Nitric Oxide: Biological Synthesis and Functions

subject

description

The pluripotent gaseous messenger molecule nitric oxide (NO) controls vital functions such as neurotransmission or vascular tone (via activation of soluble guanylyl cyclase), gene transcription, mRNA translation (via iron-responsive elements), and post-translational modifications of proteins (via ADP-ribosylation).
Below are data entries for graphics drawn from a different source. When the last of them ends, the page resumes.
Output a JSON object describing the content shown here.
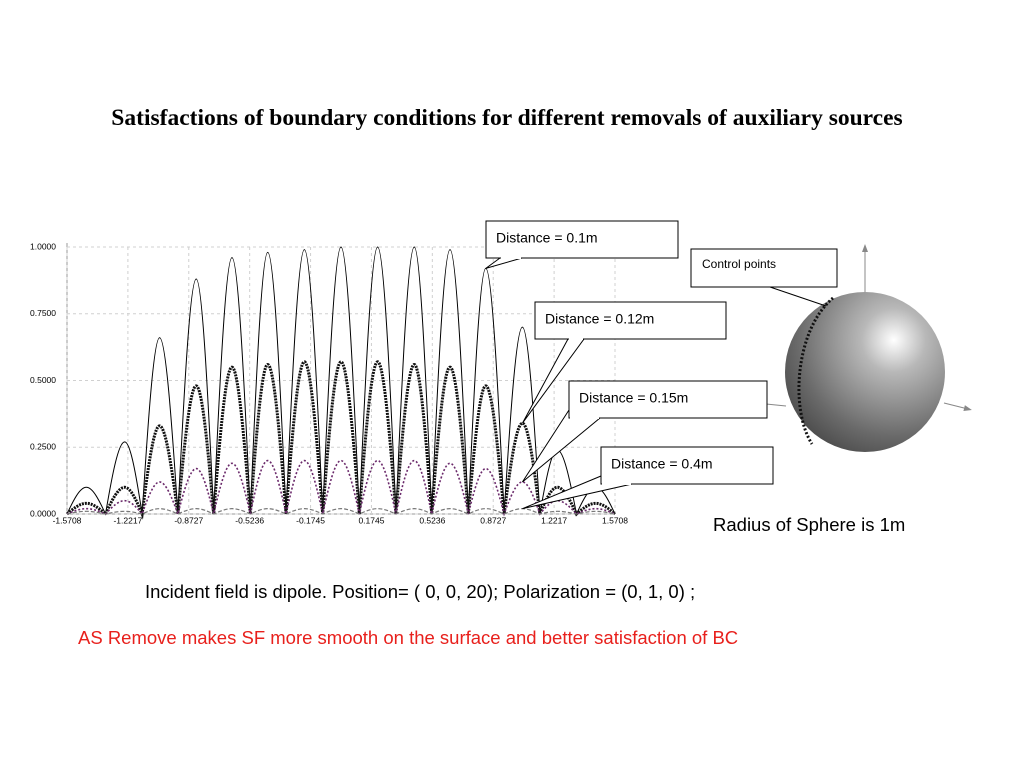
{
  "chart_data": {
    "type": "line",
    "title": "Satisfactions of boundary conditions  for different removals of auxiliary sources",
    "x": [
      -1.5708,
      -1.46,
      -1.35,
      -1.24,
      -1.14,
      -1.04,
      -0.935,
      -0.83,
      -0.73,
      -0.625,
      -0.52,
      -0.42,
      -0.315,
      -0.21,
      -0.105,
      0,
      0.105,
      0.21,
      0.315,
      0.42,
      0.52,
      0.625,
      0.73,
      0.83,
      0.935,
      1.04,
      1.14,
      1.24,
      1.35,
      1.46,
      1.5708
    ],
    "series": [
      {
        "name": "Distance = 0.1m",
        "color": "#000000",
        "values": [
          0,
          0.1,
          0,
          0.27,
          0,
          0.66,
          0,
          0.88,
          0,
          0.96,
          0,
          0.98,
          0,
          0.99,
          0,
          1.0,
          0,
          1.0,
          0,
          1.0,
          0,
          0.99,
          0,
          0.92,
          0,
          0.7,
          0,
          0.24,
          0,
          0.1,
          0
        ]
      },
      {
        "name": "Distance = 0.12m",
        "color": "#111111",
        "values": [
          0,
          0.04,
          0,
          0.1,
          0,
          0.33,
          0,
          0.48,
          0,
          0.55,
          0,
          0.56,
          0,
          0.57,
          0,
          0.57,
          0,
          0.57,
          0,
          0.56,
          0,
          0.55,
          0,
          0.48,
          0,
          0.34,
          0,
          0.1,
          0,
          0.04,
          0
        ]
      },
      {
        "name": "Distance = 0.15m",
        "color": "#6b2a6b",
        "values": [
          0,
          0.02,
          0,
          0.05,
          0,
          0.12,
          0,
          0.17,
          0,
          0.19,
          0,
          0.2,
          0,
          0.2,
          0,
          0.2,
          0,
          0.2,
          0,
          0.2,
          0,
          0.19,
          0,
          0.17,
          0,
          0.12,
          0,
          0.05,
          0,
          0.02,
          0
        ]
      },
      {
        "name": "Distance = 0.4m",
        "color": "#777777",
        "values": [
          0,
          0.01,
          0,
          0.01,
          0,
          0.02,
          0,
          0.02,
          0,
          0.02,
          0,
          0.02,
          0,
          0.02,
          0,
          0.02,
          0,
          0.02,
          0,
          0.02,
          0,
          0.02,
          0,
          0.02,
          0,
          0.02,
          0,
          0.01,
          0,
          0.01,
          0
        ]
      }
    ],
    "xlim": [
      -1.5708,
      1.5708
    ],
    "xticks": [
      -1.5708,
      -1.2217,
      -0.8727,
      -0.5236,
      -0.1745,
      0.1745,
      0.5236,
      0.8727,
      1.2217,
      1.5708
    ],
    "ylim": [
      0,
      1
    ],
    "yticks": [
      {
        "value": 0,
        "label": "0.0000"
      },
      {
        "value": 0.25,
        "label": "0.2500"
      },
      {
        "value": 0.5,
        "label": "0.5000"
      },
      {
        "value": 0.75,
        "label": "0.7500"
      },
      {
        "value": 1,
        "label": "1.0000"
      }
    ],
    "grid": true
  },
  "sphere": {
    "label": "Control points",
    "caption": "Radius of Sphere is 1m"
  },
  "notes": [
    {
      "text": "Incident field is dipole. Position= ( 0, 0, 20); Polarization = (0, 1, 0) ;",
      "color": "#000000"
    },
    {
      "text": "AS Remove makes SF more smooth on the surface and  better satisfaction of BC",
      "color": "#e8201c"
    }
  ]
}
In higher concentrations, NO is capable of destroying parasites and tumor cells by inhibiting iron-containing enzymes or directly interacting with the DNA of these cells. In view of this multitude of functions of NO, it is important to understand the mechanisms by which cells accomplish and regulate the production of this molecule. In mammals, three isozymes of NO synthase (NOS; L-arginine, NADPH:oxygen oxidoreductases, nitric oxide forming; EC 1.14.13.39) have been identified. These isoforms are referred to as neuronal “n”NOS (or NOS I), inducible “i”NOS (or NOS II), and endothelial “e”NOS (or NOS III). In pathophysiology, massive amounts of NO produced by hyperactive nNOS or highly expressed iNOS can contribute to processes such as neurodegeneration, inflammation, and tissue damage. This chapter will describe principles of NO biosynthesis, regulatory mechanisms controlling the production of this molecule, and the large array of (physiologic and pathophysiologic) functions that Mother Nature has assigned to this small messenger molecule.